Kofi Annan announced his resignation earlier this month as a peace envoy to Syria, ending the dramatic, failed six-month effort to achieve any sort of temporary cease-fire. He blamed the strength of the Assad regime, the increasing aggressiveness and most of all, the divided United Nations Security Council.
But Feraas Jabi, a Syrian who now lives in Buffalo, said it’s not the U.N. that can provide the solution – it’s the United States.
“We are a beacon of democracy here in America,” he said, “and it’s a crying shame we don’t support the people who want it. We supported Libya, but now, nothing.
“This bloodshed can end tomorrow,” he said. But he isn’t hopeful about that intervention coming, especially during an election season.
Jabi, who said his relatives are still in the city of Homs, said his grandparents are “old and depressed,” unable to do anything about the horror surrounding them. Whole families are getting massacred, and one of his friend’s were “beaten to a bloody pulp.”
Besides the torture, Jabi said, the cost of living and electricity has gone up. In cities across the country, people are waiting in line for bread, gas and other necessities.
Othman Shibly, a professor at the University at Buffalo, is active in efforts to help his people back home in Syria, which he left in 1991. But there’s only so much he can do.
“We witnessed this with the Holocaust. We witnessed it with Rwanda. We witnessed it with Bosnia,” he said. “And every time we say, ‘We should’ve acted sooner.’?”
“Why aren’t we?” he asked.
Shibly, like Hanoun, said the situation grows worse with the escalation of fighting in more and more cities. He blamed the increased violence on the regime, and said the Free Syrian Army had to bear arms in retaliation to the regime’s violence.
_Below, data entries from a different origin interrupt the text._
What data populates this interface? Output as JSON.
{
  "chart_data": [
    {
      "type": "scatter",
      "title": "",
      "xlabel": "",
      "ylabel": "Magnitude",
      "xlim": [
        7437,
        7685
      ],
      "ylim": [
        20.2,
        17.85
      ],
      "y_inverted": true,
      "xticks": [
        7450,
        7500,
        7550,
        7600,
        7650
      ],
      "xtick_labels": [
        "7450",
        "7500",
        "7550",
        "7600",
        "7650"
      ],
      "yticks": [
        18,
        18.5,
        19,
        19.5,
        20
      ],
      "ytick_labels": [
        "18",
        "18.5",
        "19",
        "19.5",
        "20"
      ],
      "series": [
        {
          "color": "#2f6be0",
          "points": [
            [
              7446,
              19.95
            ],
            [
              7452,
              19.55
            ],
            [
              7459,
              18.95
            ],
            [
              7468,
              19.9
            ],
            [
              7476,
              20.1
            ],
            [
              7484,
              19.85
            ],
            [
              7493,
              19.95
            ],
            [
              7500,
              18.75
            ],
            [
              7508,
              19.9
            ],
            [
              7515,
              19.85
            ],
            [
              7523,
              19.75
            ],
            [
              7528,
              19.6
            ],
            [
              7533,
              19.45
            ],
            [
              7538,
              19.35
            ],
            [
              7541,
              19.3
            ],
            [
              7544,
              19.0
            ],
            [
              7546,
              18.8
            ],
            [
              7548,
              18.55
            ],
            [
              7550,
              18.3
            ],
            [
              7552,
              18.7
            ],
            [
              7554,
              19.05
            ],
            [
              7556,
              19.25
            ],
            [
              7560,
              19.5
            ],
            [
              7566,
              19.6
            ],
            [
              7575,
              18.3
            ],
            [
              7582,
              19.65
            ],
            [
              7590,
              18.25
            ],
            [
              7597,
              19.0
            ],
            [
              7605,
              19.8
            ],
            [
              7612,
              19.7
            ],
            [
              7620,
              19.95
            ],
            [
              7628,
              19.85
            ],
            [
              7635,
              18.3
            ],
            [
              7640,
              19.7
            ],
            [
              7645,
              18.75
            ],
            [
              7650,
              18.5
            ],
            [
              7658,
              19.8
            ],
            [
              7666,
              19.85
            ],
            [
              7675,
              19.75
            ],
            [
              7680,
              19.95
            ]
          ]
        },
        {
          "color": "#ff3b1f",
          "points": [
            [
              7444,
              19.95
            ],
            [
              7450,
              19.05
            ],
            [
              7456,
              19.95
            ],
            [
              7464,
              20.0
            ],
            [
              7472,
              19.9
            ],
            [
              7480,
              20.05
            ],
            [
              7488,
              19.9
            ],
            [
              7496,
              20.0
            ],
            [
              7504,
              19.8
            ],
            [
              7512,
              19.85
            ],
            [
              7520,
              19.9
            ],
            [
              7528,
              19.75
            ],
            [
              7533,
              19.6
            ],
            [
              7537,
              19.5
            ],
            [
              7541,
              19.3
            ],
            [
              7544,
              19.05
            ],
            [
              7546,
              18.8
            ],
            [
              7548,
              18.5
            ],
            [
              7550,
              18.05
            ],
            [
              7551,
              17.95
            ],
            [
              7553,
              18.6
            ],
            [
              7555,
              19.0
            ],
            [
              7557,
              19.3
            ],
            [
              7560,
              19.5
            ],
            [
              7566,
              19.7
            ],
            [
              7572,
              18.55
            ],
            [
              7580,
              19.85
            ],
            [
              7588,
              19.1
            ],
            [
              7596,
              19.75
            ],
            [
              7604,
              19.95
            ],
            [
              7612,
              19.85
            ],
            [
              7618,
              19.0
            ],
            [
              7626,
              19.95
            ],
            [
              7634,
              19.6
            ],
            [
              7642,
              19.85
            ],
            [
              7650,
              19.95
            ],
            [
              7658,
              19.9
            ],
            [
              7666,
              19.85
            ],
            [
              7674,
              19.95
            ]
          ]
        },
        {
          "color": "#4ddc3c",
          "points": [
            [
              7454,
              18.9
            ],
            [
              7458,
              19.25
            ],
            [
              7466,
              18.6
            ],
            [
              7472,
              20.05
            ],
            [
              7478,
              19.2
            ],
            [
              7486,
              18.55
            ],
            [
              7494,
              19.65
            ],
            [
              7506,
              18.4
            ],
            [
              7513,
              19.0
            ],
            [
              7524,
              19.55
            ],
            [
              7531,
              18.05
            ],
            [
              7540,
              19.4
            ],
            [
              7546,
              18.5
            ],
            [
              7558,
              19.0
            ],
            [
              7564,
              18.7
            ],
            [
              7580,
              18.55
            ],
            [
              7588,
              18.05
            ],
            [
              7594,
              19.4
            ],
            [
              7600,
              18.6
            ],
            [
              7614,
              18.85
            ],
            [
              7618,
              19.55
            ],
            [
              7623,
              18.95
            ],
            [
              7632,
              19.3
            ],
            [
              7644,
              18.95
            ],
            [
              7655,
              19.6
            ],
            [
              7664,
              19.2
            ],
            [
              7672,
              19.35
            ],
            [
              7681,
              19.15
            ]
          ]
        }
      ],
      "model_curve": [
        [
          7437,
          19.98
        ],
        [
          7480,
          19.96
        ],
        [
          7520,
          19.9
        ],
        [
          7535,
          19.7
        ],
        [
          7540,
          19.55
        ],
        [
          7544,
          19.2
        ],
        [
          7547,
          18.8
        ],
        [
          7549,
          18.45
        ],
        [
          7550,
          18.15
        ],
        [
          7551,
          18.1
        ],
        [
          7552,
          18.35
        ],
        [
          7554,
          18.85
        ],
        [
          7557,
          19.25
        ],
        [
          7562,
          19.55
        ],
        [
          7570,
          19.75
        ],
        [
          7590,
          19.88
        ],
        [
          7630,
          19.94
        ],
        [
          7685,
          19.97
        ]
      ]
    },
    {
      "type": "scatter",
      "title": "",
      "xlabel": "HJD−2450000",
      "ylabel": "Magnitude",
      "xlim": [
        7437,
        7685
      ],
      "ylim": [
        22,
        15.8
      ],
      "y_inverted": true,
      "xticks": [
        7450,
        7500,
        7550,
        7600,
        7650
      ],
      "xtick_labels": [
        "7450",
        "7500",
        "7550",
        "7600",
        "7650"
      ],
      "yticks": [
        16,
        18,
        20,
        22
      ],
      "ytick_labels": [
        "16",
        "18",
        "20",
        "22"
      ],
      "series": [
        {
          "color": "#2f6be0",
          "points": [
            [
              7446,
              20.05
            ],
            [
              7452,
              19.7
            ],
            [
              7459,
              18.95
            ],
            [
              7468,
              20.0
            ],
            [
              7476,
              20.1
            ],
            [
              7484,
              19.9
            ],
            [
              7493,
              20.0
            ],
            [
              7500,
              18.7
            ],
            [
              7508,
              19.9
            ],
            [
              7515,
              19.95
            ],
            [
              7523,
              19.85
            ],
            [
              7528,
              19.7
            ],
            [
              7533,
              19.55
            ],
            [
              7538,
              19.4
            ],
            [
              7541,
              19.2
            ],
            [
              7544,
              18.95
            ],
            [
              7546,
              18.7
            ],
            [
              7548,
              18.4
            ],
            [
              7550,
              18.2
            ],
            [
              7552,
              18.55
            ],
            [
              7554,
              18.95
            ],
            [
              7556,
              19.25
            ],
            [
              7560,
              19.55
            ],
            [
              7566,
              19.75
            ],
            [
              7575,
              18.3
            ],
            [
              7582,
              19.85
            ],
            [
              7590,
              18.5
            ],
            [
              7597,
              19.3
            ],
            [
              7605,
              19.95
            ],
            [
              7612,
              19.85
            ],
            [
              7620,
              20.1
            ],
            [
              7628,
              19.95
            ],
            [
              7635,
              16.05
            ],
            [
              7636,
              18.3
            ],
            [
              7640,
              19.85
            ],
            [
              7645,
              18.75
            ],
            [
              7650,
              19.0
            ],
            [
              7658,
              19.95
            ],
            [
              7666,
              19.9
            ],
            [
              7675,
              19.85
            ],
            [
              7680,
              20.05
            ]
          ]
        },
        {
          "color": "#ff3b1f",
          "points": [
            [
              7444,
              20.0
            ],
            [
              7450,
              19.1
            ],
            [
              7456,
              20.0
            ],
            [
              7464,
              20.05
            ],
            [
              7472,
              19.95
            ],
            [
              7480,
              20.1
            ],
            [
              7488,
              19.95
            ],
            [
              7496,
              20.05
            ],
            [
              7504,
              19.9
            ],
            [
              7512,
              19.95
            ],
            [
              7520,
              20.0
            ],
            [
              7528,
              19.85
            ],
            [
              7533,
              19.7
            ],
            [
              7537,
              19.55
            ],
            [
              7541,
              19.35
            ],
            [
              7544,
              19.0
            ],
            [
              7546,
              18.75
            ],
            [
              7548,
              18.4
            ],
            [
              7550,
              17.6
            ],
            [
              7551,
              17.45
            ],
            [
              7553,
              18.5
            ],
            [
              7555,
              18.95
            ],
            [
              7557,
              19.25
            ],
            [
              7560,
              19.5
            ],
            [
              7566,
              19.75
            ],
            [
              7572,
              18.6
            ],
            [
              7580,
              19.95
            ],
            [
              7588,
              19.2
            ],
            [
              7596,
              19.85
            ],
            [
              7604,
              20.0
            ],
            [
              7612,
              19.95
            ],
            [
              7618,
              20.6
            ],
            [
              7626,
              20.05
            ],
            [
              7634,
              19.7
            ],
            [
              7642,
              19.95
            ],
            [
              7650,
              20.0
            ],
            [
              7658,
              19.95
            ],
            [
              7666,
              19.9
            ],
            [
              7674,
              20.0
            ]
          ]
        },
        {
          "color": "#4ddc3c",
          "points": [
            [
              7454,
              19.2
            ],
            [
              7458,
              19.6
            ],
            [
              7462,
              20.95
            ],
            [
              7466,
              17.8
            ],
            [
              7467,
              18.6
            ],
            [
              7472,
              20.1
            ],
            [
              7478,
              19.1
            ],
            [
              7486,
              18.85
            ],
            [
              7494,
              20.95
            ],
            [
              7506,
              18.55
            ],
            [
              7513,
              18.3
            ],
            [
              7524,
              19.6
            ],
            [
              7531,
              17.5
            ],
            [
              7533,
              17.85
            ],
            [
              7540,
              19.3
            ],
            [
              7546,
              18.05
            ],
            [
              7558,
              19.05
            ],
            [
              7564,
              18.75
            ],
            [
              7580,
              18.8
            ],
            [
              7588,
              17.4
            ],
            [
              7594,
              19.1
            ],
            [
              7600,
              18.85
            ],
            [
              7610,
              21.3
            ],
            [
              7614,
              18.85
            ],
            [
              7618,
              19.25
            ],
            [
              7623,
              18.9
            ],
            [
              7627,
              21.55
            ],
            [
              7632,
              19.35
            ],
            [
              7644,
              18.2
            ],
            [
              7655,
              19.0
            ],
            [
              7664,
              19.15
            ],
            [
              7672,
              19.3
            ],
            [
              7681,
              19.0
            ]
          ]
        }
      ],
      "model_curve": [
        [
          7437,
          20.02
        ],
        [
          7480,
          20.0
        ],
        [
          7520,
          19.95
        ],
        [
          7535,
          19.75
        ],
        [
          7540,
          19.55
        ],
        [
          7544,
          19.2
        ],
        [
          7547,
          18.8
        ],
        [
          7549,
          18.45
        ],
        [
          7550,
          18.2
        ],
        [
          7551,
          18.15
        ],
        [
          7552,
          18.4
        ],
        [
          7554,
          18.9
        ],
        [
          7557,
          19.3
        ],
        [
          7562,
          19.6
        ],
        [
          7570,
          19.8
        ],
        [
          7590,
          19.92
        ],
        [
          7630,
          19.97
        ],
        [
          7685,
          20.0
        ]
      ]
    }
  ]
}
He talks on the phone a lot with his brother, who said he doesn’t know if he’ll come home each time he leaves the house in the morning. Shibly can hear the shelling outside his brother’s building through the phone.
Those wishing the best for Syria and its people need to focus not on bringing about Assad’s fall – which the Syrian community in Buffalo says is inevitable – but rather how to spare a post-Assad Syria from even greater murder and chaos.
There are great risks of sectarian bloodshed between Sunni and Alawite Muslims, loose chemical weapons and tides of refugees. Syria could become the focus of problems between Iran, Turkey and the rest of the Middle East.
The anarchy of a new government could be controlled, though. Money, planning and regional diplomacy with Turkey and the Arab League can help. Above all though, the Syrian community of Buffalo says the situation would benefit, just as with the current violence, from the presidential diplomacy of America.
Shibly is doing whatever he can to help the innocent people. He traveled in July to Syrian refugee camps in Turkey, where he hopes, through the university, to establish dental clinics to provide free care as part of the university’s “dental missions.”
Two dental clinics will cost about $50,000, which Shibly is trying to raise. Through the program, dentists can treat the refugees, who may experience dental issues through improper nutrition. Additionally, many experience dental damage from being beaten.
For other Syrians in Buffalo, they’ll help by increasing awareness. Jabi said that if he can get people to Google “Syrian revolution,” he’ll feel like he’s done his part.
It’s simple, he said. “If we don’t help them, they keep dying.”